Thursday, August 11, 2011

Folks Next Door

One of the things you’ll hear, time and time again, from our friends in the conservative community, is that government needs to treat its affairs more like a household budget. That the federal government, like the average American family, needs to live within its means. Balance its books. Cut back during hard times.

This analogy is almost always wrong. Your average American family, for example, doesn’t keep a standing army. They might have a boat, but they probably don’t have a fleet. Your average American family doesn’t need to build and maintain highways.

But there are areas of overlap. Let’s take the homeowner who is not currently flush with cash. Dad has been “downsized,” but Mom still has her job. The money coming in is maybe just about enough to keep up with the bills.

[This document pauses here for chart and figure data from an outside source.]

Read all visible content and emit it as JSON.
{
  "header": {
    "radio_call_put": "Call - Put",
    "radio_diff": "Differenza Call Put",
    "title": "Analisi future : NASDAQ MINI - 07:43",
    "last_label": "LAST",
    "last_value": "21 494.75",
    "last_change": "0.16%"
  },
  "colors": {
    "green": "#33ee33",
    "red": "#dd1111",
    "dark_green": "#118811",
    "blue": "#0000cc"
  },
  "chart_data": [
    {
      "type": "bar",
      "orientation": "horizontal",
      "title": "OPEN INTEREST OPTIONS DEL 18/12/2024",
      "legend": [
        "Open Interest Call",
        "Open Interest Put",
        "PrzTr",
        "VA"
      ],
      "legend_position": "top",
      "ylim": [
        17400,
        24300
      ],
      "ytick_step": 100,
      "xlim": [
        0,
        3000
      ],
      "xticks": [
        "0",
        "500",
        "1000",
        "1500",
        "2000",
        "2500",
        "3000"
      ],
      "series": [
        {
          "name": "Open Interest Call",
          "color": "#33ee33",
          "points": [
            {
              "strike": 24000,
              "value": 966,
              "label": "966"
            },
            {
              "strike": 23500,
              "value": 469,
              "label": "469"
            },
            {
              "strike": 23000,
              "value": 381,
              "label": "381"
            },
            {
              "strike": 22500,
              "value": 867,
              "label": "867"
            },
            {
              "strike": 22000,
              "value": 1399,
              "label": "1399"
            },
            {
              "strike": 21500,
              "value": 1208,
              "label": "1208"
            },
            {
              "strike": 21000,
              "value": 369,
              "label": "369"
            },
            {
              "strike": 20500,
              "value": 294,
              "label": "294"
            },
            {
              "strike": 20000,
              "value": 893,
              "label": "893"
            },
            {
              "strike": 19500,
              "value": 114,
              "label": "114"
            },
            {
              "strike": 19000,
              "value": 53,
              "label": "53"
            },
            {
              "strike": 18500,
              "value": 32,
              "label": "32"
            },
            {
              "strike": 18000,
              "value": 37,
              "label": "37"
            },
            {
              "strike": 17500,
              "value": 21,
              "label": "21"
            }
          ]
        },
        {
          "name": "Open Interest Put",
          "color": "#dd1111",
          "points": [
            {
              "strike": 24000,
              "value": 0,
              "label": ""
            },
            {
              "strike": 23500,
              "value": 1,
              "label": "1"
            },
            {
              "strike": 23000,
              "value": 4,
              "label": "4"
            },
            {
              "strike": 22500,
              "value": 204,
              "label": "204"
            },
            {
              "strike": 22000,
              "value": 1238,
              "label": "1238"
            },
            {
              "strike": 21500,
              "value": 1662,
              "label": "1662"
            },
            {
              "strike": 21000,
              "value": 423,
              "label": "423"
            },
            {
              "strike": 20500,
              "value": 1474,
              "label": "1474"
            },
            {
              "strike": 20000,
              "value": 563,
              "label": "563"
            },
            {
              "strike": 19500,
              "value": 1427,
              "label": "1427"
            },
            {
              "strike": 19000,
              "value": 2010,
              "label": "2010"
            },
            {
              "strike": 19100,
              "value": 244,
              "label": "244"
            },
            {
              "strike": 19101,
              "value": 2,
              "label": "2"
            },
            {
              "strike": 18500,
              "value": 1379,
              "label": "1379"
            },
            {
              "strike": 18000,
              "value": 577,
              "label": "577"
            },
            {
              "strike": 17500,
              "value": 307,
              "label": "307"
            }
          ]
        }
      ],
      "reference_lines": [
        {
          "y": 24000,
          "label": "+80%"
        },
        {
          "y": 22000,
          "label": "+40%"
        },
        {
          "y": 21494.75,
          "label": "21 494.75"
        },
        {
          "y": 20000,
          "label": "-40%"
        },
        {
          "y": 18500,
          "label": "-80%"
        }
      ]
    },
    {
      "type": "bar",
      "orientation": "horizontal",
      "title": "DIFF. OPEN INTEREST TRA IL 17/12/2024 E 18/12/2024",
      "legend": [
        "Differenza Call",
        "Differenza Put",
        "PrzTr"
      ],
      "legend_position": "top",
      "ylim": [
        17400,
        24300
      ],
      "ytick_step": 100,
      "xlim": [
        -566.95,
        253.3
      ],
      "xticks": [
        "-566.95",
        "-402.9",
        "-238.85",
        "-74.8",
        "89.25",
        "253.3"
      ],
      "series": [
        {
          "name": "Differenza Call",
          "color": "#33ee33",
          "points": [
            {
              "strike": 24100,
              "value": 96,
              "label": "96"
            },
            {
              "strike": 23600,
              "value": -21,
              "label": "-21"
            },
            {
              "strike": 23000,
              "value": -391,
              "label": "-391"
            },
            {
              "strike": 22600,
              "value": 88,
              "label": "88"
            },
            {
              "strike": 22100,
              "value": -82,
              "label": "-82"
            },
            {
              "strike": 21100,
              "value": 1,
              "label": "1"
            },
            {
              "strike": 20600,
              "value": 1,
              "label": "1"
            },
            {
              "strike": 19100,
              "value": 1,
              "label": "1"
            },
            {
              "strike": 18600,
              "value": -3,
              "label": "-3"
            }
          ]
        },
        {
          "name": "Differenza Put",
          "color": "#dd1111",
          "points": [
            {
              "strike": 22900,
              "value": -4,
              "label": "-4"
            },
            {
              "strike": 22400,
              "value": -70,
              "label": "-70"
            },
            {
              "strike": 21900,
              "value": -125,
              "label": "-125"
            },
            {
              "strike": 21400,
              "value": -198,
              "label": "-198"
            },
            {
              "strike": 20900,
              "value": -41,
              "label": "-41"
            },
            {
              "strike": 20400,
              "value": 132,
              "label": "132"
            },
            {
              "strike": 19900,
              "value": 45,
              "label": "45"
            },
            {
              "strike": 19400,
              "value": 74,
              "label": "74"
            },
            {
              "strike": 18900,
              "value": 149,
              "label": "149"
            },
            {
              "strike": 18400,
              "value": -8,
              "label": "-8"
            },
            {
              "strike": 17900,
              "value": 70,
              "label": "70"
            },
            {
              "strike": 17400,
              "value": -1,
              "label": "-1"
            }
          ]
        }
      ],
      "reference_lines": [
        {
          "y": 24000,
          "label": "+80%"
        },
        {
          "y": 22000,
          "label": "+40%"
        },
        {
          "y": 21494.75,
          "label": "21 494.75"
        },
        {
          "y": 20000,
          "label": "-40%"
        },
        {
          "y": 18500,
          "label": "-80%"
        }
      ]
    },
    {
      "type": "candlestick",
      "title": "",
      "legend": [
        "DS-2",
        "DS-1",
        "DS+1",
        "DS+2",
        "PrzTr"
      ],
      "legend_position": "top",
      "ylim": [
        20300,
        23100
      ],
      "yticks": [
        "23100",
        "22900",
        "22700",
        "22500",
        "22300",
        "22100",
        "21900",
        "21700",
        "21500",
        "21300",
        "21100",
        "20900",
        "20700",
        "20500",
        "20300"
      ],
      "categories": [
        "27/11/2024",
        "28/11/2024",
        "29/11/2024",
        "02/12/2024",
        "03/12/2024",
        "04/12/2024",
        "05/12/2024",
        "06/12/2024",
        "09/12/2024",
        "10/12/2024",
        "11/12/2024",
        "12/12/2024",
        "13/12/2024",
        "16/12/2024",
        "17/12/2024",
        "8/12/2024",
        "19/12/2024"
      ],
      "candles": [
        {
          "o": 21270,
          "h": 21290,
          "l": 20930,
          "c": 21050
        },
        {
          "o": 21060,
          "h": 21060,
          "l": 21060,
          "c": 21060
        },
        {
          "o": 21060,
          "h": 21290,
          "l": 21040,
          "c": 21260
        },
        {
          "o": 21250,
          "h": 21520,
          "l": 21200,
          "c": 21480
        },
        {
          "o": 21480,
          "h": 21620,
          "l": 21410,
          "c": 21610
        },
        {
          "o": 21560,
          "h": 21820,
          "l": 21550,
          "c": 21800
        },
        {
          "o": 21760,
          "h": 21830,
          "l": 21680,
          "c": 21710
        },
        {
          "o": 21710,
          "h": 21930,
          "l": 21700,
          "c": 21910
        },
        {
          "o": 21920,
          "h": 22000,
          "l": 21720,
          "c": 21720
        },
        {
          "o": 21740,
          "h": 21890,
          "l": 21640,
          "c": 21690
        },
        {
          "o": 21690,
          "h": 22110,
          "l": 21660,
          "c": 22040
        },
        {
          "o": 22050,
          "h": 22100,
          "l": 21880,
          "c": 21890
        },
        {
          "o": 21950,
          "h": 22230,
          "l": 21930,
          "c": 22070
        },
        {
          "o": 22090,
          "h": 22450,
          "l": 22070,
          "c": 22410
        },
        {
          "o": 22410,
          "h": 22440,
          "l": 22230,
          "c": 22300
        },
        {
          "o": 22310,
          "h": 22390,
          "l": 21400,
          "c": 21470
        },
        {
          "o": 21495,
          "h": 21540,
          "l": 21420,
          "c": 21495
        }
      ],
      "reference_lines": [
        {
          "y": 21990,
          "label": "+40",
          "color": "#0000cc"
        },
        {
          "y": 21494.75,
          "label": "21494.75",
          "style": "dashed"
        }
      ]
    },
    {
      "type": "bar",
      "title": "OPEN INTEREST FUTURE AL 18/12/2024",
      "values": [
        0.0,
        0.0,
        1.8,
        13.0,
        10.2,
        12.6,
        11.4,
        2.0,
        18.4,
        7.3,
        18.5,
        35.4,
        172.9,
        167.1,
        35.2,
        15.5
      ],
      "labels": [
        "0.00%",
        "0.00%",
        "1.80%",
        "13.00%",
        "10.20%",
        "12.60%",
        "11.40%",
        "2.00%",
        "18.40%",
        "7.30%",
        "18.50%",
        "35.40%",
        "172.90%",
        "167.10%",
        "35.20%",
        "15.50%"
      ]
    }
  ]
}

And then then the sewer line blows up, that part that runs from the house into the main line. The part that Mr. and Mrs. Homeowner are responsible for. The part that runs under the driveway. Fixing it means having someone come in and saw through the concrete, take out the old pipe, put in new pipe, and repave the driveway. It’s going to cost a few thousand dollars, money that Mr. and Mrs. Homeowner don’t have right now. What are they going to do? Fix it themselves? Let the sewage run down the driveway and into the street?

They’re going to borrow some money and get it fixed. There is no other choice. They don’t have the tools or the skills to do the job themselves. They can’t just let it flow into the streets; this is raw sewage.

So maybe that analogy works. The economy is the sewer line, and it blew up. We’re going to have to borrow the money to fix it.

Or maybe you’d prefer the mortgage analogy. Most American families who own homes don’t actually own the homes. The banks own them, and the families living there are renting from the bank, renting until the cost of the home loan, plus interest, is paid off. If we include the cost of the mortgage in our assessment of the average American family’s net worth, we’ll discover that most of them have a negative worth. Most of them, therefore, are practicing deficit spending.

So where is the problem? If it’s good enough for Americans, it should be good good enough for the American government, right?